Other methods of going after targets would result in even more civilian casualties “and ultimately empower those who thrive on violent conflict,” Carney said. He added that there’s a wide gap between U.S. assessment of drone-related civilian casualties and what some nongovernmental groups have determined.

The administration contends that the operations have eliminated dozens of top al-Qaida leaders.

But Amnesty said 29 noncombatants died in the Pakistan attacks it investigated, and Human Rights Watch counted 57 civilians dead in six incidents in Yemen, including 41 in a December 2009 cruise missile strike based on bad intelligence from the Yemeni government. Most of the strikes involved missiles fired from remotely piloted drone aircraft.

The authors of the reports acknowledged that in many cases it was difficult to say with certainty whether adult men killed in a particular strike were members of al-Qaida or associated forces who had participated in or were planning attacks on U.S. interests.

Relatives of the dead often insist that their loved ones had no connection to extremism. American intelligence officials and their congressional overseers say that in almost all cases, the strikes have hit legitimate targets.

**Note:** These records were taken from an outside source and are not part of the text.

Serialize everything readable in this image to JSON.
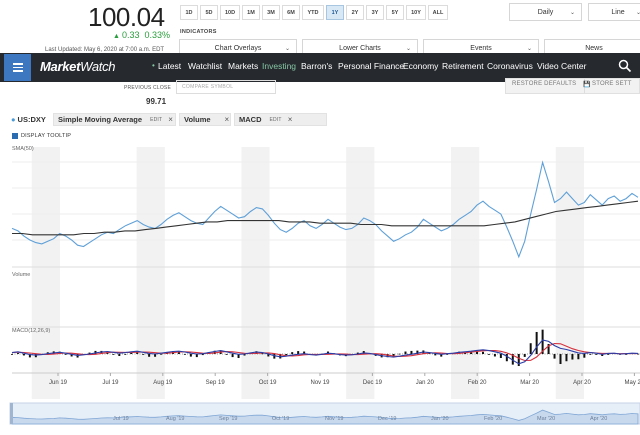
{
  "quote": {
    "price": "100.04",
    "change": "0.33",
    "change_pct": "0.33%",
    "last_updated": "Last Updated: May 6, 2020 at 7:00 a.m. EDT",
    "prev_close_label": "PREVIOUS CLOSE",
    "prev_close_value": "99.71",
    "up_color": "#2a9d3c"
  },
  "ranges": [
    "1D",
    "5D",
    "10D",
    "1M",
    "3M",
    "6M",
    "YTD",
    "1Y",
    "2Y",
    "3Y",
    "5Y",
    "10Y",
    "ALL"
  ],
  "active_range": "1Y",
  "frequency": "Daily",
  "chart_style": "Line",
  "indicators": {
    "label": "INDICATORS",
    "overlays": "Chart Overlays",
    "lower": "Lower Charts",
    "events": "Events",
    "news": "News"
  },
  "nav": {
    "logo_market": "Market",
    "logo_watch": "Watch",
    "items": [
      "Latest",
      "Watchlist",
      "Markets",
      "Investing",
      "Barron's",
      "Personal Finance",
      "Economy",
      "Retirement",
      "Coronavirus",
      "Video Center"
    ],
    "active": "Investing",
    "bg": "#26292e",
    "menu_bg": "#3d77c0"
  },
  "compare_placeholder": "COMPARE SYMBOL",
  "toolbar": {
    "restore": "RESTORE DEFAULTS",
    "store": "STORE SETT"
  },
  "studies": {
    "ticker": "US:DXY",
    "sma": "Simple Moving Average",
    "volume": "Volume",
    "macd": "MACD",
    "edit": "EDIT",
    "close": "×"
  },
  "display_tooltip": "DISPLAY TOOLTIP",
  "chart_data": {
    "type": "line",
    "pane_labels": {
      "price": "SMA(50)",
      "volume": "Volume",
      "macd": "MACD(12,26,9)"
    },
    "x_ticks": [
      "Jun 19",
      "Jul 19",
      "Aug 19",
      "Sep 19",
      "Oct 19",
      "Nov 19",
      "Dec 19",
      "Jan 20",
      "Feb 20",
      "Mar 20",
      "Apr 20",
      "May 20"
    ],
    "navigator_ticks": [
      "Jul '19",
      "Aug '19",
      "Sep '19",
      "Oct '19",
      "Nov '19",
      "Dec '19",
      "Jan '20",
      "Feb '20",
      "Mar '20",
      "Apr '20"
    ],
    "price_color": "#5fa0d8",
    "sma_color": "#333333",
    "price": [
      97.6,
      97.4,
      97.0,
      96.7,
      96.5,
      96.4,
      96.6,
      96.8,
      97.2,
      97.0,
      96.7,
      96.3,
      96.2,
      96.5,
      96.8,
      97.1,
      97.3,
      97.2,
      97.5,
      97.8,
      98.0,
      98.2,
      97.9,
      97.7,
      97.6,
      97.9,
      98.3,
      98.6,
      98.8,
      98.5,
      98.2,
      98.0,
      97.9,
      98.4,
      98.9,
      99.3,
      99.0,
      98.7,
      98.4,
      98.5,
      98.9,
      99.2,
      99.1,
      98.6,
      98.0,
      97.5,
      97.3,
      97.6,
      98.0,
      98.2,
      97.8,
      97.6,
      97.9,
      98.3,
      98.0,
      97.7,
      97.5,
      97.6,
      97.9,
      98.4,
      98.2,
      97.9,
      97.4,
      97.0,
      96.6,
      96.8,
      97.1,
      97.3,
      97.7,
      98.3,
      98.0,
      97.7,
      97.4,
      97.6,
      97.9,
      98.3,
      98.6,
      98.9,
      99.4,
      99.7,
      99.3,
      99.0,
      98.7,
      97.7,
      96.6,
      95.4,
      96.6,
      98.7,
      100.6,
      102.7,
      101.2,
      99.6,
      99.9,
      100.4,
      99.9,
      99.4,
      99.6,
      100.2,
      99.8,
      99.4,
      99.9,
      100.1,
      99.7,
      99.9,
      100.3,
      100.0
    ],
    "sma": [
      97.2,
      97.2,
      97.1,
      97.1,
      97.1,
      97.1,
      97.1,
      97.2,
      97.2,
      97.3,
      97.3,
      97.4,
      97.4,
      97.5,
      97.6,
      97.7,
      97.8,
      97.9,
      98.0,
      98.1,
      98.1,
      98.2,
      98.2,
      98.2,
      98.2,
      98.2,
      98.2,
      98.1,
      98.1,
      98.1,
      98.0,
      98.0,
      98.0,
      98.0,
      97.9,
      97.9,
      97.9,
      97.8,
      97.8,
      97.8,
      97.8,
      97.8,
      97.8,
      97.8,
      97.8,
      97.8,
      97.8,
      97.9,
      98.0,
      98.1,
      98.3,
      98.5,
      98.7,
      98.9,
      99.0,
      99.1,
      99.2,
      99.3,
      99.4,
      99.5,
      99.6,
      99.7
    ],
    "macd_line_color": "#2b3ea8",
    "macd_signal_color": "#d6313d",
    "macd": [
      0.05,
      0.08,
      0.03,
      -0.02,
      -0.04,
      -0.02,
      0.01,
      0.04,
      0.06,
      0.03,
      -0.01,
      -0.05,
      -0.03,
      0.0,
      0.04,
      0.07,
      0.09,
      0.06,
      0.03,
      0.05,
      0.08,
      0.1,
      0.06,
      0.02,
      0.0,
      0.03,
      0.06,
      0.09,
      0.1,
      0.07,
      0.03,
      0.0,
      0.01,
      0.05,
      0.09,
      0.12,
      0.08,
      0.03,
      -0.01,
      0.0,
      0.04,
      0.07,
      0.05,
      0.0,
      -0.06,
      -0.1,
      -0.08,
      -0.04,
      -0.01,
      0.01,
      -0.02,
      -0.04,
      -0.01,
      0.03,
      0.01,
      -0.02,
      -0.04,
      -0.03,
      0.0,
      0.04,
      0.02,
      -0.02,
      -0.06,
      -0.09,
      -0.11,
      -0.08,
      -0.04,
      -0.01,
      0.03,
      0.07,
      0.05,
      0.02,
      -0.01,
      0.01,
      0.03,
      0.06,
      0.08,
      0.1,
      0.13,
      0.15,
      0.12,
      0.08,
      0.03,
      -0.08,
      -0.22,
      -0.35,
      -0.28,
      -0.05,
      0.25,
      0.5,
      0.45,
      0.3,
      0.2,
      0.16,
      0.1,
      0.04,
      0.02,
      0.05,
      0.03,
      -0.01,
      0.02,
      0.03,
      0.0,
      0.01,
      0.03,
      0.02
    ]
  }
}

The human rights activists argue that, under international law, mere membership in an organization or past participation in hostilities against the U.S. does not make someone a legitimate target for a drone strike. And they say that despite Obama’s pledge this year to be more transparent, the U.S. is still releasing almost no information about who it is killing and why.

“We think these people were civilians, and the onus is on the U.S. government to prove otherwise,” said Naureen Shah of Amnesty International, who helped write the group’s report.

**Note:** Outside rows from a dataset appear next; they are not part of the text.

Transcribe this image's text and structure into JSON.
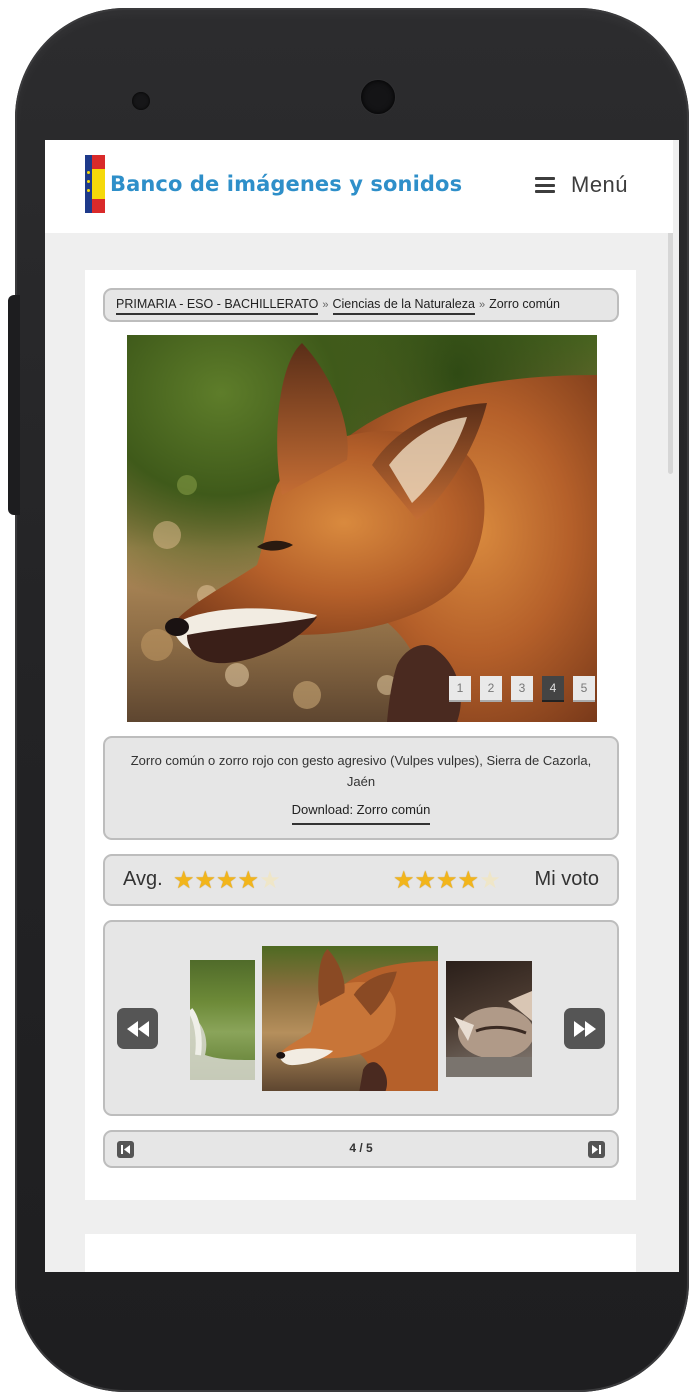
{
  "header": {
    "site_title": "Banco de imágenes y sonidos",
    "menu_label": "Menú",
    "logo_icon": "spain-eu-flag-logo",
    "title_color": "#2e8fc9"
  },
  "breadcrumb": {
    "items": [
      {
        "label": "PRIMARIA - ESO - BACHILLERATO",
        "link": true
      },
      {
        "label": "Ciencias de la Naturaleza",
        "link": true
      },
      {
        "label": "Zorro común",
        "link": false
      }
    ],
    "separator": "»"
  },
  "photo": {
    "subject": "red fox",
    "pages": [
      "1",
      "2",
      "3",
      "4",
      "5"
    ],
    "active_page": 4
  },
  "caption": {
    "text": "Zorro común o zorro rojo con gesto agresivo (Vulpes vulpes), Sierra de Cazorla, Jaén",
    "download_label": "Download: Zorro común"
  },
  "rating": {
    "avg_label": "Avg.",
    "avg_stars": 4,
    "vote_label": "Mi voto",
    "vote_stars": 4,
    "max_stars": 5,
    "star_color": "#f2b51b"
  },
  "carousel": {
    "prev_icon": "rewind-icon",
    "next_icon": "fast-forward-icon",
    "thumbnails": [
      "white-animal-in-grass",
      "red-fox-snarling",
      "fennec-fox-sleeping"
    ]
  },
  "pagination": {
    "counter": "4 / 5",
    "first_icon": "first-page-icon",
    "last_icon": "last-page-icon"
  }
}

The White House pointed out that President Barack Obama in May announced tighter rules of engagement that he said would make it less likely civilians would be killed or injured in targeted strikes. Most of the attacks detailed in the two reports took place before Obama’s speech.

Two airstrikes in Pakistan examined by Amnesty that occurred after May did not appear to include any civilian casualties. None of the strikes in Yemen detailed by Human Rights Watch occurred after Obama’s speech. However, the administration has informed Congress that a young child, the brother of a targeted militant, was killed inadvertently in a June drone strike in Yemen, two U.S. officials said.

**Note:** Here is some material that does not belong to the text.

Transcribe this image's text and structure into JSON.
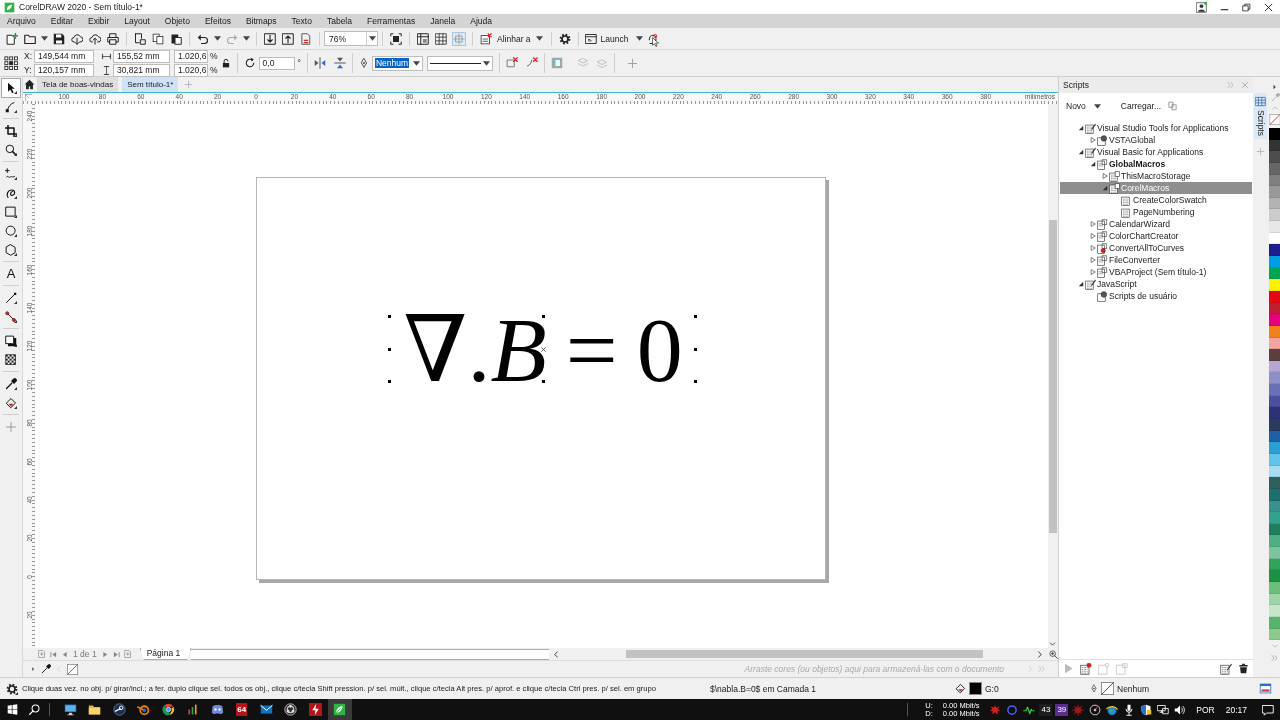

The largest loss of civilian life discussed in the report occurred in a cruise missile attack on Dec. 17, 2009, in Yemen’s Abyan province.

As many as five U.S. Navy Tomahawk cruise missiles armed with cluster munitions struck the hamlet of Majalah, Human Rights Watch said, in a case that has been explored in a previous Amnesty report and in news accounts and books.

Though the attack killed 14 people believed to be al-Qaida combatants, it also killed at least 41 Bedouins from two extended families, according to a Yemeni government investigation. Nine of the dead were women – five of them pregnant – and 21 were children, the investigation found.

“That one you could argue was bad intelligence from the Yemenis,” an unnamed Yemeni official told Human Rights Watch.

The reports call the U.S. assurances into question. A strike on July 6, 2012, in Pakistan’s North Waziristan region killed 18 people, most if not all of whom were noncombatants, Amnesty asserts.

Witnesses told Amnesty that the attack came in two waves. A group of laborers had gathered at a tent after a long day of work. A series of missiles struck, and then more missiles hit villagers who approached to help, some of them carrying stretchers.

Though residents acknowledged that some people in the village were sympathetic to the Taliban, they insisted that none of those killed were Taliban fighters.

Even if they were, “how could the U.S.A. attempt to justify the second missile strike, which appeared to target those who had gone to rescue people injured in the first strike and recover the dead?” Amnesty asked. “Attacking the injured and (rescuers) is prohibited under international humanitarian law.”

That attack appears to fit the profile of a signature strike, an operation in which the CIA attacks groups of suspected militants whose names are not known, but who in the eyes of analysts watching drone surveillance video fit a pattern of behavior that marks them as a threat.

The Associated Press contributed to this report.